Chicken-and-egg. The resolution is cacheRef::get — a Supplier<StatusCache> passed to the transport that returns null until the cache is constructed below. HttpTransport.cacheAllowsRetry (line 240) handles null gracefully by short-circuiting to true. This means:

  • During construction (before cacheRef.set(...)), the transport behaves as if there's no cache.
  • After construction (cacheRef.set(...)), every subsequent call sees the cache.

The startup validation (runStartupValidationutilities.validateAuth) runs after cacheRef.set(...) but uses RetryPolicy.noRetry() anyway, so the cache wouldn't be consulted on its retry path even if it weren't there.

10.13 joinSync unwraps CompletionException

HttpTransport.java:264. CompletableFuture.join() wraps any failure as CompletionException.

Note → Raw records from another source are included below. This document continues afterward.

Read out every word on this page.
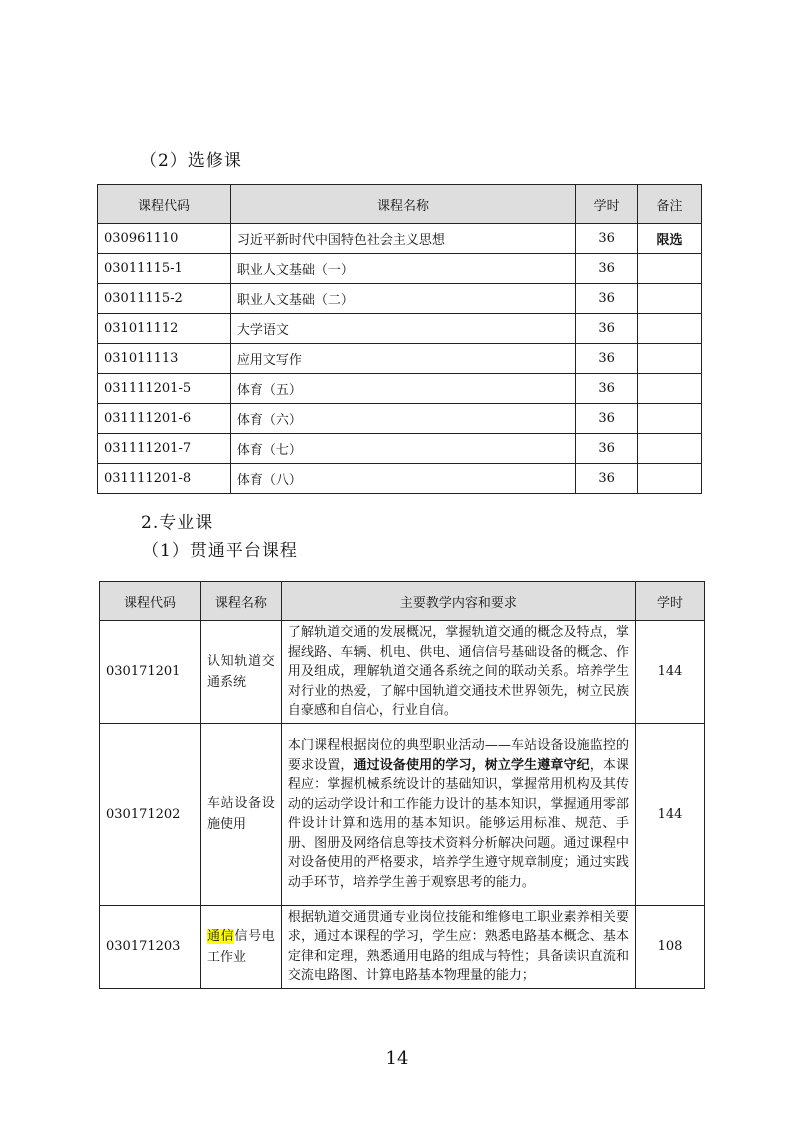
（2）选修课
课程代码	课程名称	学时	备注
030961110	习近平新时代中国特色社会主义思想	36	限选
03011115-1	职业人文基础（一）	36	
03011115-2	职业人文基础（二）	36	
031011112	大学语文	36	
031011113	应用文写作	36	
031111201-5	体育（五）	36	
031111201-6	体育（六）	36	
031111201-7	体育（七）	36	
031111201-8	体育（八）	36	
2.专业课
（1）贯通平台课程
课程代码	课程名称	主要教学内容和要求	学时
030171201	认知轨道交通系统	了解轨道交通的发展概况，掌握轨道交通的概念及特点，掌握线路、车辆、机电、供电、通信信号基础设备的概念、作用及组成，理解轨道交通各系统之间的联动关系。培养学生对行业的热爱，了解中国轨道交通技术世界领先，树立民族自豪感和自信心，行业自信。	144
030171202	车站设备设施使用	本门课程根据岗位的典型职业活动——车站设备设施监控的要求设置，通过设备使用的学习，树立学生遵章守纪，本课程应：掌握机械系统设计的基础知识，掌握常用机构及其传动的运动学设计和工作能力设计的基本知识，掌握通用零部件设计计算和选用的基本知识。能够运用标准、规范、手册、图册及网络信息等技术资料分析解决问题。通过课程中对设备使用的严格要求，培养学生遵守规章制度；通过实践动手环节，培养学生善于观察思考的能力。	144
030171203	通信信号电工作业	根据轨道交通贯通专业岗位技能和维修电工职业素养相关要求，通过本课程的学习，学生应：熟悉电路基本概念、基本定律和定理，熟悉通用电路的组成与特性；具备读识直流和交流电路图、计算电路基本物理量的能力；	108
14
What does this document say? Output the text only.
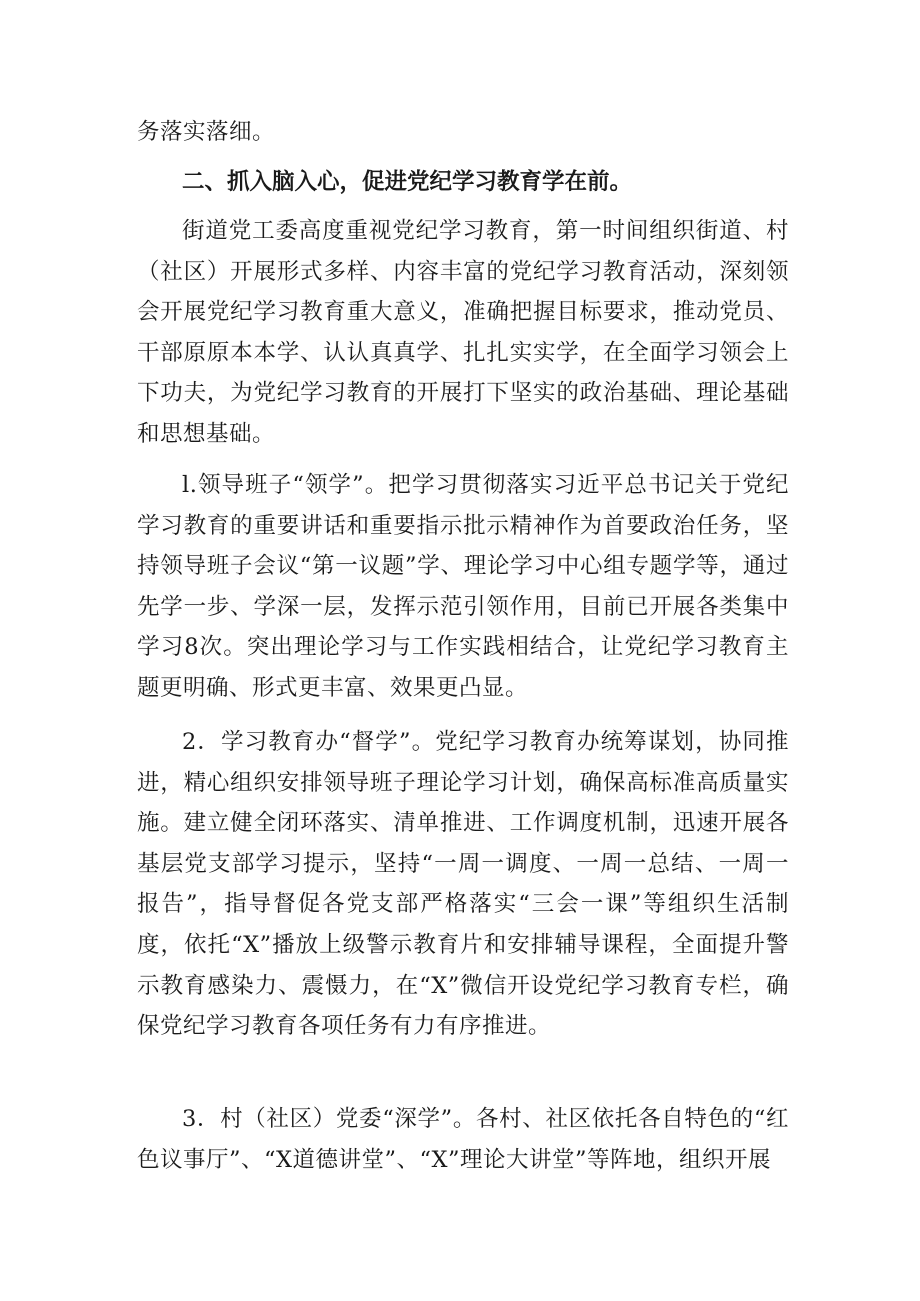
务落实落细。

二、抓入脑入心，促进党纪学习教育学在前。

街道党工委高度重视党纪学习教育，第一时间组织街道、村（社区）开展形式多样、内容丰富的党纪学习教育活动，深刻领会开展党纪学习教育重大意义，准确把握目标要求，推动党员、干部原原本本学、认认真真学、扎扎实实学，在全面学习领会上下功夫，为党纪学习教育的开展打下坚实的政治基础、理论基础和思想基础。

l.领导班子“领学”。把学习贯彻落实习近平总书记关于党纪学习教育的重要讲话和重要指示批示精神作为首要政治任务，坚持领导班子会议“第一议题”学、理论学习中心组专题学等，通过先学一步、学深一层，发挥示范引领作用，目前已开展各类集中学习8次。突出理论学习与工作实践相结合，让党纪学习教育主题更明确、形式更丰富、效果更凸显。

2．学习教育办“督学”。党纪学习教育办统筹谋划，协同推进，精心组织安排领导班子理论学习计划，确保高标准高质量实施。建立健全闭环落实、清单推进、工作调度机制，迅速开展各基层党支部学习提示，坚持“一周一调度、一周一总结、一周一报告”，指导督促各党支部严格落实“三会一课”等组织生活制度，依托“X”播放上级警示教育片和安排辅导课程，全面提升警示教育感染力、震慑力，在“X”微信开设党纪学习教育专栏，确保党纪学习教育各项任务有力有序推进。

3．村（社区）党委“深学”。各村、社区依托各自特色的“红色议事厅”、“X道德讲堂”、“X”理论大讲堂”等阵地，组织开展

Per ADR-006 the SDK's sync contract is to surface MarketDataException directly. joinSync catches CompletionException, calls asRuntime(e.getCause(), clock), and re-throws.

asRuntime(cause) (line 399) has three branches:

  • cause is MarketDataException → return it (the common path).
  • cause is some other RuntimeException → return it (defensive — shouldn't happen in production).
  • Anything else → wrap as NetworkError with forNoResponse context.

The two non-MarketDataException branches are unreachable from the public API today; they exist so a future bug doesn't surface as a confusing CompletionException to the consumer.

10.14 getSupportInfo timestamps hard-coded to America/New_York

MarketDataException.java:90:

private static final DateTimeFormatter EASTERN_FORMATTER =
    DateTimeFormatter.ofPattern("yyyy-MM-dd HH:mm:ss").withZone(ZoneId.of("America/New_York"));

The market-data API operates in Eastern time. Support staff reading a pasted getSupportInfo() dump should be able to correlate against their tooling without timezone math. The Instant is preserved on ErrorContext.timestamp() for consumers who want UTC. This is a deliberate divergence from "always use UTC in interfaces" — the support-info dump is for humans, not machines, and the humans live in ET.